“Another one of these collections,” I say. “Why now? When I haven’t written another book in the canon yet?”
I’m not sure who’s going to show up to answer this question; I feel like any one of the Ai-Naidar could. But the hiss of fabric precedes a completely unexpected woman who lights on the sofa alongside me and takes my cup of tea out of my hands to sample the steam. I stare at her, astonished… at the retrousse nose, the heavily lashed eyes, the uncompromising curves and lines of the face of a woman who changed an empire.
“Because,” Ereseya says, “you cannot write another book until you find your way home. Of course. We are so far from you, aunerai. Through a veil of time and distance in your heart, over a bridge of fever dreams. You must talk yourself into our arms.”
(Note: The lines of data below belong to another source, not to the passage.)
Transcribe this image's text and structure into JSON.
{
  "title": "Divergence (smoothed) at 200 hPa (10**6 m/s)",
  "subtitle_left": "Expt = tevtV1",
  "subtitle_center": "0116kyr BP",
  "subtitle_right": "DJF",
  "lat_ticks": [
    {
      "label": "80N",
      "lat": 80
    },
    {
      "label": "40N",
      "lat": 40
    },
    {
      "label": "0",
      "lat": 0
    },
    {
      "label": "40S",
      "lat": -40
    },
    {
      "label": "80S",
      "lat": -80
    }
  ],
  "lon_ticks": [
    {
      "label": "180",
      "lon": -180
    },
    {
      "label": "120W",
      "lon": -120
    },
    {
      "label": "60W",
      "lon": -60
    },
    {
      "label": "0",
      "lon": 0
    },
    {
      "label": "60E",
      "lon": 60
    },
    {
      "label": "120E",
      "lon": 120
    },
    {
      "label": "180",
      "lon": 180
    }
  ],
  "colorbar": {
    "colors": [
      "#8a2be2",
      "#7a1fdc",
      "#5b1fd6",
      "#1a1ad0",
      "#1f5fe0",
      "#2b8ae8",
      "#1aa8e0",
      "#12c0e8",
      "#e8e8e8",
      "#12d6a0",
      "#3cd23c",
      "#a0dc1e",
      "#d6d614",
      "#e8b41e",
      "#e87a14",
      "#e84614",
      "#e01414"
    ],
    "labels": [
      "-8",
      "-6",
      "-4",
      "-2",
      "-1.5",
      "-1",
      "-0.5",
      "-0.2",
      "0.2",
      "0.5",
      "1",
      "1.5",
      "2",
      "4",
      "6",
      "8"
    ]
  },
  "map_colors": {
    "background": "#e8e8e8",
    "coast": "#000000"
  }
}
Oh—she talks like she wrote poetry. How beautiful she is. I think. I think she’s beautiful. She’s one of those people it’s impossible to see because who she is animates her features, her movements. The apprehension of her mere physicality is an afterthought, like noticing a painting’s canvas. But I love her, immediately, while cognizant of how dangerous it is to love her, and not at all caring. She is singular and perfect.
“I… I suppose I must,” I say. “And Kherishdar seems very far away from me right now.”
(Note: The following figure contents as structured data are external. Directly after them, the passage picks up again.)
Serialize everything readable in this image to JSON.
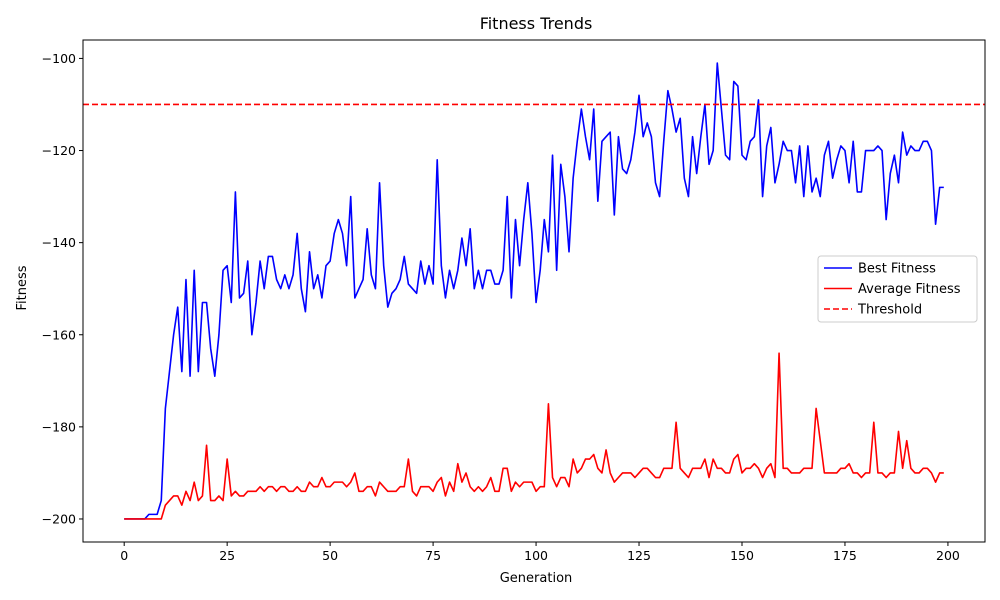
{
  "chart_data": {
    "type": "line",
    "title": "Fitness Trends",
    "xlabel": "Generation",
    "ylabel": "Fitness",
    "xlim": [
      -10,
      209
    ],
    "ylim": [
      -205,
      -96
    ],
    "xticks": [
      0,
      25,
      50,
      75,
      100,
      125,
      150,
      175,
      200
    ],
    "yticks": [
      -200,
      -180,
      -160,
      -140,
      -120,
      -100
    ],
    "xtick_labels": [
      "0",
      "25",
      "50",
      "75",
      "100",
      "125",
      "150",
      "175",
      "200"
    ],
    "ytick_labels": [
      "−200",
      "−180",
      "−160",
      "−140",
      "−120",
      "−100"
    ],
    "legend_position": "center-right",
    "threshold": {
      "name": "Threshold",
      "value": -110,
      "color": "#ff0000",
      "style": "dashed"
    },
    "series": [
      {
        "name": "Best Fitness",
        "color": "#0000ff",
        "values": [
          -200,
          -200,
          -200,
          -200,
          -200,
          -200,
          -199,
          -199,
          -199,
          -196,
          -176,
          -168,
          -160,
          -154,
          -168,
          -148,
          -169,
          -146,
          -168,
          -153,
          -153,
          -163,
          -169,
          -160,
          -146,
          -145,
          -153,
          -129,
          -152,
          -151,
          -144,
          -160,
          -153,
          -144,
          -150,
          -143,
          -143,
          -148,
          -150,
          -147,
          -150,
          -147,
          -138,
          -150,
          -155,
          -142,
          -150,
          -147,
          -152,
          -145,
          -144,
          -138,
          -135,
          -138,
          -145,
          -130,
          -152,
          -150,
          -148,
          -137,
          -147,
          -150,
          -127,
          -145,
          -154,
          -151,
          -150,
          -148,
          -143,
          -149,
          -150,
          -151,
          -144,
          -149,
          -145,
          -149,
          -122,
          -145,
          -152,
          -146,
          -150,
          -146,
          -139,
          -145,
          -137,
          -150,
          -146,
          -150,
          -146,
          -146,
          -149,
          -149,
          -146,
          -130,
          -152,
          -135,
          -145,
          -135,
          -127,
          -138,
          -153,
          -146,
          -135,
          -142,
          -121,
          -146,
          -123,
          -130,
          -142,
          -126,
          -118,
          -111,
          -117,
          -122,
          -111,
          -131,
          -118,
          -117,
          -116,
          -134,
          -117,
          -124,
          -125,
          -122,
          -116,
          -108,
          -117,
          -114,
          -117,
          -127,
          -130,
          -118,
          -107,
          -111,
          -116,
          -113,
          -126,
          -130,
          -117,
          -125,
          -117,
          -110,
          -123,
          -120,
          -101,
          -111,
          -121,
          -122,
          -105,
          -106,
          -121,
          -122,
          -118,
          -117,
          -109,
          -130,
          -119,
          -115,
          -127,
          -123,
          -118,
          -120,
          -120,
          -127,
          -119,
          -130,
          -119,
          -129,
          -126,
          -130,
          -121,
          -118,
          -126,
          -122,
          -119,
          -120,
          -127,
          -118,
          -129,
          -129,
          -120,
          -120,
          -120,
          -119,
          -120,
          -135,
          -125,
          -121,
          -127,
          -116,
          -121,
          -119,
          -120,
          -120,
          -118,
          -118,
          -120,
          -136,
          -128,
          -128
        ]
      },
      {
        "name": "Average Fitness",
        "color": "#ff0000",
        "values": [
          -200,
          -200,
          -200,
          -200,
          -200,
          -200,
          -200,
          -200,
          -200,
          -200,
          -197,
          -196,
          -195,
          -195,
          -197,
          -194,
          -196,
          -192,
          -196,
          -195,
          -184,
          -196,
          -196,
          -195,
          -196,
          -187,
          -195,
          -194,
          -195,
          -195,
          -194,
          -194,
          -194,
          -193,
          -194,
          -193,
          -193,
          -194,
          -193,
          -193,
          -194,
          -194,
          -193,
          -194,
          -194,
          -192,
          -193,
          -193,
          -191,
          -193,
          -193,
          -192,
          -192,
          -192,
          -193,
          -192,
          -190,
          -194,
          -194,
          -193,
          -193,
          -195,
          -192,
          -193,
          -194,
          -194,
          -194,
          -193,
          -193,
          -187,
          -194,
          -195,
          -193,
          -193,
          -193,
          -194,
          -192,
          -191,
          -195,
          -192,
          -194,
          -188,
          -192,
          -190,
          -193,
          -194,
          -193,
          -194,
          -193,
          -191,
          -194,
          -194,
          -189,
          -189,
          -194,
          -192,
          -193,
          -192,
          -192,
          -192,
          -194,
          -193,
          -193,
          -175,
          -191,
          -193,
          -191,
          -191,
          -193,
          -187,
          -190,
          -189,
          -187,
          -187,
          -186,
          -189,
          -190,
          -185,
          -190,
          -192,
          -191,
          -190,
          -190,
          -190,
          -191,
          -190,
          -189,
          -189,
          -190,
          -191,
          -191,
          -189,
          -189,
          -189,
          -179,
          -189,
          -190,
          -191,
          -189,
          -189,
          -189,
          -187,
          -191,
          -187,
          -189,
          -189,
          -190,
          -190,
          -187,
          -186,
          -190,
          -189,
          -189,
          -188,
          -189,
          -191,
          -189,
          -188,
          -191,
          -164,
          -189,
          -189,
          -190,
          -190,
          -190,
          -189,
          -189,
          -189,
          -176,
          -183,
          -190,
          -190,
          -190,
          -190,
          -189,
          -189,
          -188,
          -190,
          -190,
          -191,
          -190,
          -190,
          -179,
          -190,
          -190,
          -191,
          -190,
          -190,
          -181,
          -189,
          -183,
          -189,
          -190,
          -190,
          -189,
          -189,
          -190,
          -192,
          -190,
          -190
        ]
      }
    ]
  }
}
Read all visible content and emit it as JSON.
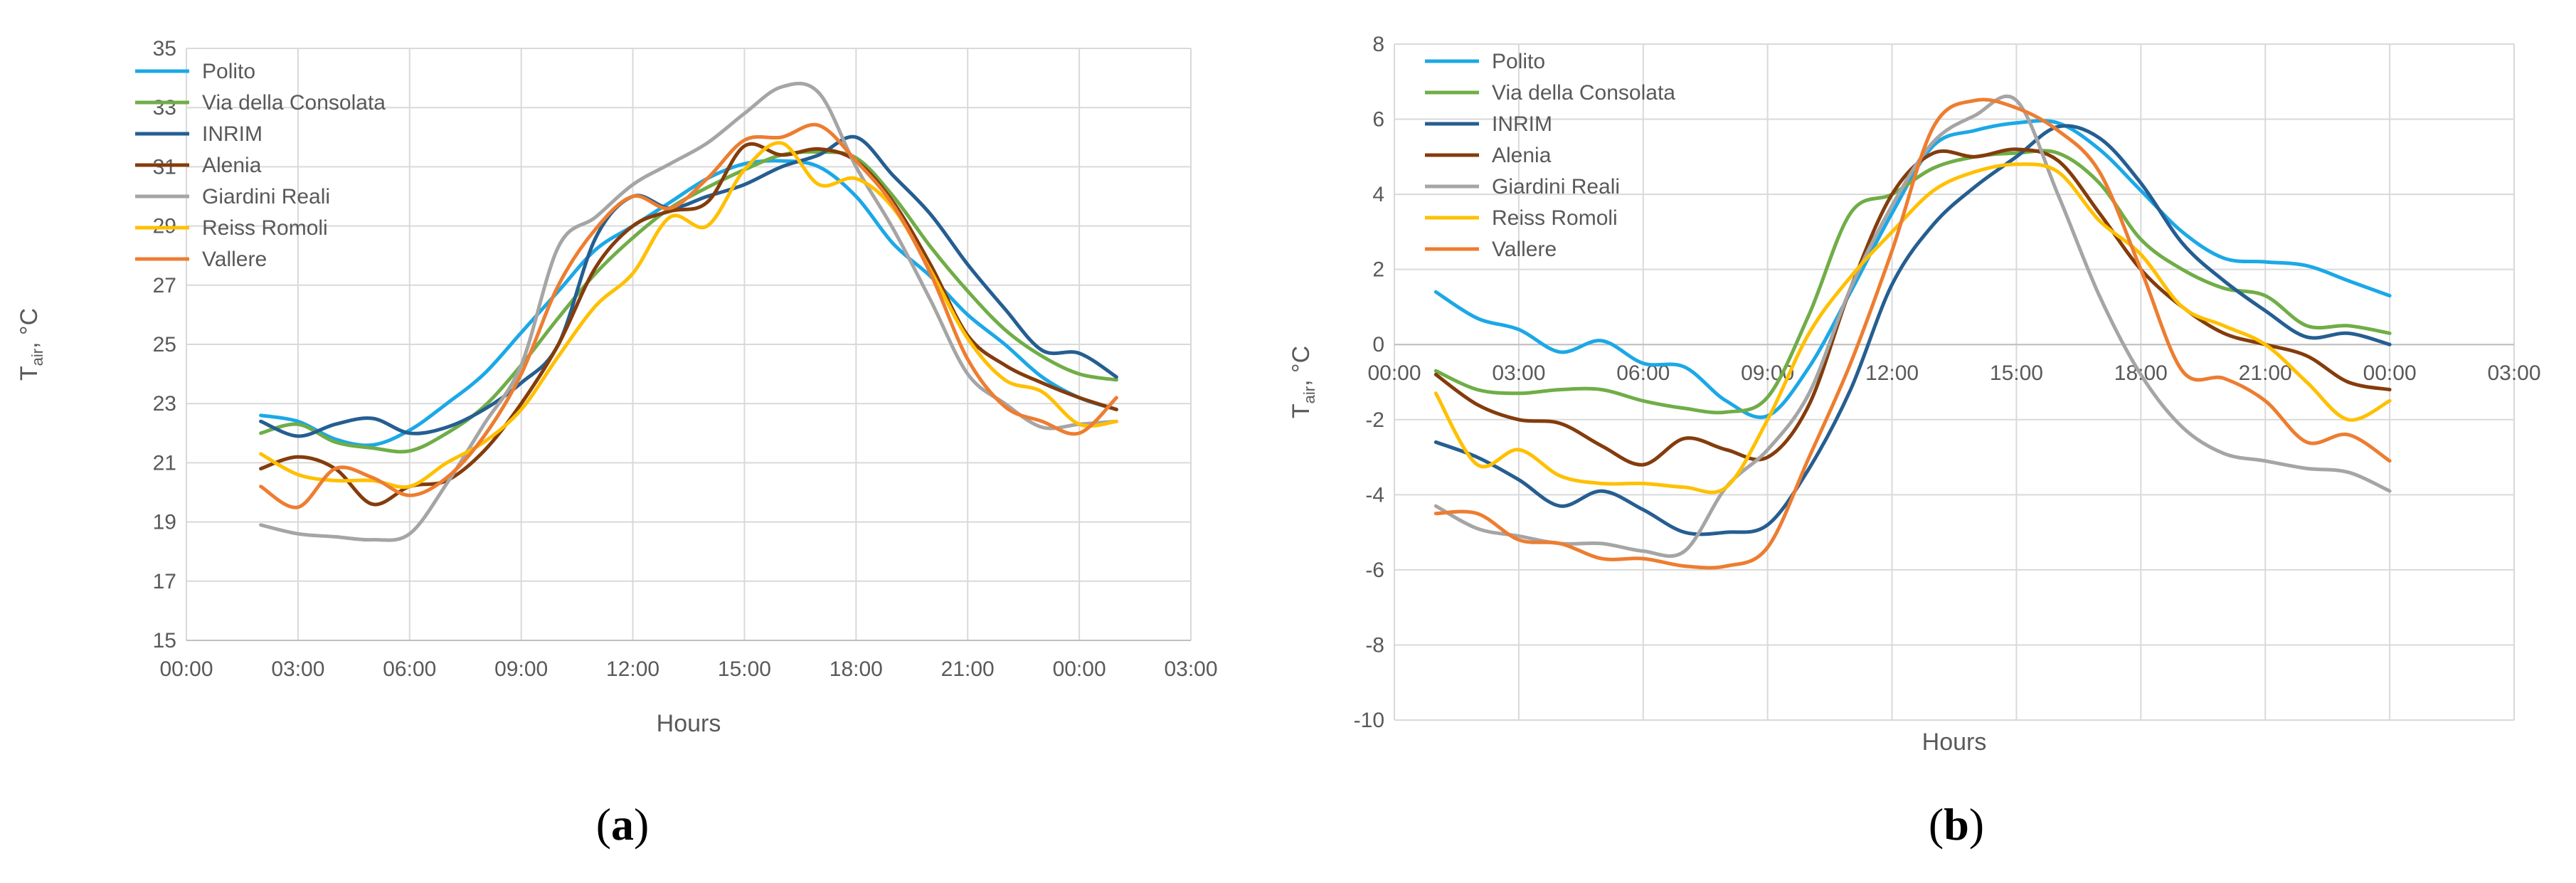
{
  "chart_data": [
    {
      "type": "line",
      "panel_label": "a",
      "title": "",
      "xlabel": "Hours",
      "ylabel": "T",
      "ylabel_sub": "air",
      "ylabel_unit": ", °C",
      "xlim": [
        0,
        27
      ],
      "ylim": [
        15,
        35
      ],
      "x_ticks": [
        0,
        3,
        6,
        9,
        12,
        15,
        18,
        21,
        24,
        27
      ],
      "x_tick_labels": [
        "00:00",
        "03:00",
        "06:00",
        "09:00",
        "12:00",
        "15:00",
        "18:00",
        "21:00",
        "00:00",
        "03:00"
      ],
      "y_ticks": [
        15,
        17,
        19,
        21,
        23,
        25,
        27,
        29,
        31,
        33,
        35
      ],
      "y_tick_labels": [
        "15",
        "17",
        "19",
        "21",
        "23",
        "25",
        "27",
        "29",
        "31",
        "33",
        "35"
      ],
      "grid": true,
      "legend_position": "top-left",
      "x": [
        2,
        3,
        4,
        5,
        6,
        7,
        8,
        9,
        10,
        11,
        12,
        13,
        14,
        15,
        16,
        17,
        18,
        19,
        20,
        21,
        22,
        23,
        24,
        25
      ],
      "series": [
        {
          "name": "Polito",
          "color": "#1CA8E6",
          "values": [
            22.6,
            22.4,
            21.8,
            21.6,
            22.1,
            23.0,
            24.0,
            25.4,
            26.8,
            28.2,
            29.0,
            29.8,
            30.6,
            31.1,
            31.2,
            31.0,
            30.0,
            28.4,
            27.3,
            26.0,
            25.0,
            23.9,
            23.2,
            22.8
          ]
        },
        {
          "name": "Via della Consolata",
          "color": "#70AD47",
          "values": [
            22.0,
            22.3,
            21.7,
            21.5,
            21.4,
            22.0,
            22.9,
            24.3,
            25.9,
            27.4,
            28.6,
            29.6,
            30.3,
            30.9,
            31.4,
            31.5,
            31.3,
            30.0,
            28.3,
            26.8,
            25.5,
            24.6,
            24.0,
            23.8
          ]
        },
        {
          "name": "INRIM",
          "color": "#255E91",
          "values": [
            22.4,
            21.9,
            22.3,
            22.5,
            22.0,
            22.2,
            22.8,
            23.7,
            25.0,
            28.6,
            30.0,
            29.6,
            30.0,
            30.4,
            31.0,
            31.4,
            32.0,
            30.7,
            29.4,
            27.7,
            26.2,
            24.8,
            24.7,
            23.9
          ]
        },
        {
          "name": "Alenia",
          "color": "#843C0C",
          "values": [
            20.8,
            21.2,
            20.8,
            19.6,
            20.2,
            20.4,
            21.4,
            23.0,
            25.0,
            27.6,
            29.0,
            29.5,
            29.8,
            31.7,
            31.4,
            31.6,
            31.2,
            29.8,
            27.7,
            25.3,
            24.3,
            23.7,
            23.2,
            22.8
          ]
        },
        {
          "name": "Giardini Reali",
          "color": "#A5A5A5",
          "values": [
            18.9,
            18.6,
            18.5,
            18.4,
            18.6,
            20.3,
            22.3,
            24.3,
            28.3,
            29.3,
            30.4,
            31.1,
            31.8,
            32.8,
            33.7,
            33.5,
            31.0,
            28.9,
            26.5,
            24.0,
            23.0,
            22.2,
            22.3,
            22.4
          ]
        },
        {
          "name": "Reiss Romoli",
          "color": "#FFC000",
          "values": [
            21.3,
            20.6,
            20.4,
            20.4,
            20.2,
            21.0,
            21.7,
            22.8,
            24.6,
            26.3,
            27.4,
            29.3,
            29.0,
            30.9,
            31.8,
            30.4,
            30.6,
            29.6,
            27.5,
            25.2,
            23.8,
            23.4,
            22.3,
            22.4
          ]
        },
        {
          "name": "Vallere",
          "color": "#ED7D31",
          "values": [
            20.2,
            19.5,
            20.8,
            20.5,
            19.9,
            20.5,
            21.9,
            24.0,
            27.0,
            28.9,
            30.0,
            29.6,
            30.6,
            31.9,
            32.0,
            32.4,
            31.2,
            29.7,
            27.4,
            24.5,
            22.9,
            22.4,
            22.0,
            23.2
          ]
        }
      ]
    },
    {
      "type": "line",
      "panel_label": "b",
      "title": "",
      "xlabel": "Hours",
      "ylabel": "T",
      "ylabel_sub": "air",
      "ylabel_unit": ", °C",
      "xlim": [
        0,
        27
      ],
      "ylim": [
        -10,
        8
      ],
      "x_axis_crosses_at": 0,
      "x_ticks": [
        0,
        3,
        6,
        9,
        12,
        15,
        18,
        21,
        24,
        27
      ],
      "x_tick_labels": [
        "00:00",
        "03:00",
        "06:00",
        "09:00",
        "12:00",
        "15:00",
        "18:00",
        "21:00",
        "00:00",
        "03:00"
      ],
      "y_ticks": [
        -10,
        -8,
        -6,
        -4,
        -2,
        0,
        2,
        4,
        6,
        8
      ],
      "y_tick_labels": [
        "-10",
        "-8",
        "-6",
        "-4",
        "-2",
        "0",
        "2",
        "4",
        "6",
        "8"
      ],
      "grid": true,
      "legend_position": "top-left",
      "x": [
        1,
        2,
        3,
        4,
        5,
        6,
        7,
        8,
        9,
        10,
        11,
        12,
        13,
        14,
        15,
        16,
        17,
        18,
        19,
        20,
        21,
        22,
        23,
        24
      ],
      "series": [
        {
          "name": "Polito",
          "color": "#1CA8E6",
          "values": [
            1.4,
            0.7,
            0.4,
            -0.2,
            0.1,
            -0.5,
            -0.6,
            -1.5,
            -1.9,
            -0.6,
            1.4,
            3.5,
            5.3,
            5.7,
            5.9,
            5.9,
            5.2,
            4.1,
            3.0,
            2.3,
            2.2,
            2.1,
            1.7,
            1.3
          ]
        },
        {
          "name": "Via della Consolata",
          "color": "#70AD47",
          "values": [
            -0.7,
            -1.2,
            -1.3,
            -1.2,
            -1.2,
            -1.5,
            -1.7,
            -1.8,
            -1.4,
            0.8,
            3.5,
            4.0,
            4.7,
            5.0,
            5.1,
            5.1,
            4.3,
            2.8,
            2.0,
            1.5,
            1.3,
            0.5,
            0.5,
            0.3
          ]
        },
        {
          "name": "INRIM",
          "color": "#255E91",
          "values": [
            -2.6,
            -3.0,
            -3.6,
            -4.3,
            -3.9,
            -4.4,
            -5.0,
            -5.0,
            -4.8,
            -3.3,
            -1.2,
            1.6,
            3.2,
            4.2,
            5.0,
            5.8,
            5.5,
            4.3,
            2.7,
            1.7,
            0.9,
            0.2,
            0.3,
            0.0
          ]
        },
        {
          "name": "Alenia",
          "color": "#843C0C",
          "values": [
            -0.8,
            -1.6,
            -2.0,
            -2.1,
            -2.7,
            -3.2,
            -2.5,
            -2.8,
            -3.0,
            -1.6,
            1.5,
            4.0,
            5.1,
            5.0,
            5.2,
            4.9,
            3.5,
            2.0,
            1.0,
            0.3,
            0.0,
            -0.3,
            -1.0,
            -1.2
          ]
        },
        {
          "name": "Giardini Reali",
          "color": "#A5A5A5",
          "values": [
            -4.3,
            -4.9,
            -5.1,
            -5.3,
            -5.3,
            -5.5,
            -5.5,
            -3.8,
            -2.8,
            -1.3,
            1.5,
            3.7,
            5.4,
            6.1,
            6.5,
            4.0,
            1.3,
            -0.8,
            -2.2,
            -2.9,
            -3.1,
            -3.3,
            -3.4,
            -3.9
          ]
        },
        {
          "name": "Reiss Romoli",
          "color": "#FFC000",
          "values": [
            -1.3,
            -3.2,
            -2.8,
            -3.5,
            -3.7,
            -3.7,
            -3.8,
            -3.8,
            -2.0,
            0.3,
            1.8,
            3.0,
            4.1,
            4.6,
            4.8,
            4.6,
            3.3,
            2.4,
            1.0,
            0.5,
            0.0,
            -1.0,
            -2.0,
            -1.5
          ]
        },
        {
          "name": "Vallere",
          "color": "#ED7D31",
          "values": [
            -4.5,
            -4.5,
            -5.2,
            -5.3,
            -5.7,
            -5.7,
            -5.9,
            -5.9,
            -5.4,
            -3.0,
            -0.5,
            2.5,
            5.8,
            6.5,
            6.3,
            5.7,
            4.6,
            2.0,
            -0.7,
            -0.9,
            -1.5,
            -2.6,
            -2.4,
            -3.1
          ]
        }
      ]
    }
  ]
}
“And so you yearn for it.” She states it as if it is fact, incontrovertible. Like she has mapped the nature of desire so completely that it is no longer mysterious to her. She hands me back my cup, because I had my hands open in tacit request.
“Forgive me,” I say. “It is green tea, and you should not have the chemicals in it.”
“It has a bracing smell.” She studies me, interested. “I see my immortality in your gaze, aunerai. And I taste words in your mouth. You are a poet and deny it to yourself. Just as you deny yourself a home… but that’s as it should be. An artist can never be home, or they lose the memory of their wounds. And then they can neither heal nor harm. One must be exquisitely alive, to be what you are. Are you? Ah, you doubt. Doubt is good.”
“Doubt quells, sometimes,” I murmur.
Her smile is quixotic, as enticing as a hint of perfume in an empty room. “Doubt about life? Never. Doubt about the art, maybe. But doubt in life begs questions. Questions are at the heart of poetry.”
“And answers?”
“No one wants answers,” Ereseya says dismissively. “Answers intoned by others are advice, and instruction, and judgment. They are cages, and we resent them. The only answers we accept are the ones we wrest, bloody and fresh, from our striving hearts. Then they are real, they are personal, they are true. Art can suggest answers but never give them. We exist, like desire, in the gap between imagination and consummation. The fulfillment of the goal, aunerai, is never as sweet as the pursuit of it.”
“The journey is the destination,” I murmur.
“And we are never done until we are gone,” she agrees. “So, ashaeli… chase us until you catch us. Until we are ready to be caught and you are ready to be done desiring us, and need the consummation more than you fear the regret of an ending.”
“And then,” I say, “I chase you again, because you are never ended, and never done receding into the distance.”
“Like laughter,” she says. “And memory. And the taste of wine, when you wake after celebration.” She leans toward me and I think she’s about to kiss me, but at the moment where she might, her lips brush, brief as a breath, against the corner of mine. “Come be our immortality. Come become your own.”
And then she’s gone, and I have a cup of tea and an aching, hollow space on the inside of me, shaped the way a bell’s is, and for the same reason: so that it can shiver, and shivering, sing.
“So,” I say to the air, and the Ai-Naidar waiting there, “Another book… eventually. And in the meantime… we talk. So. Let’s talk.”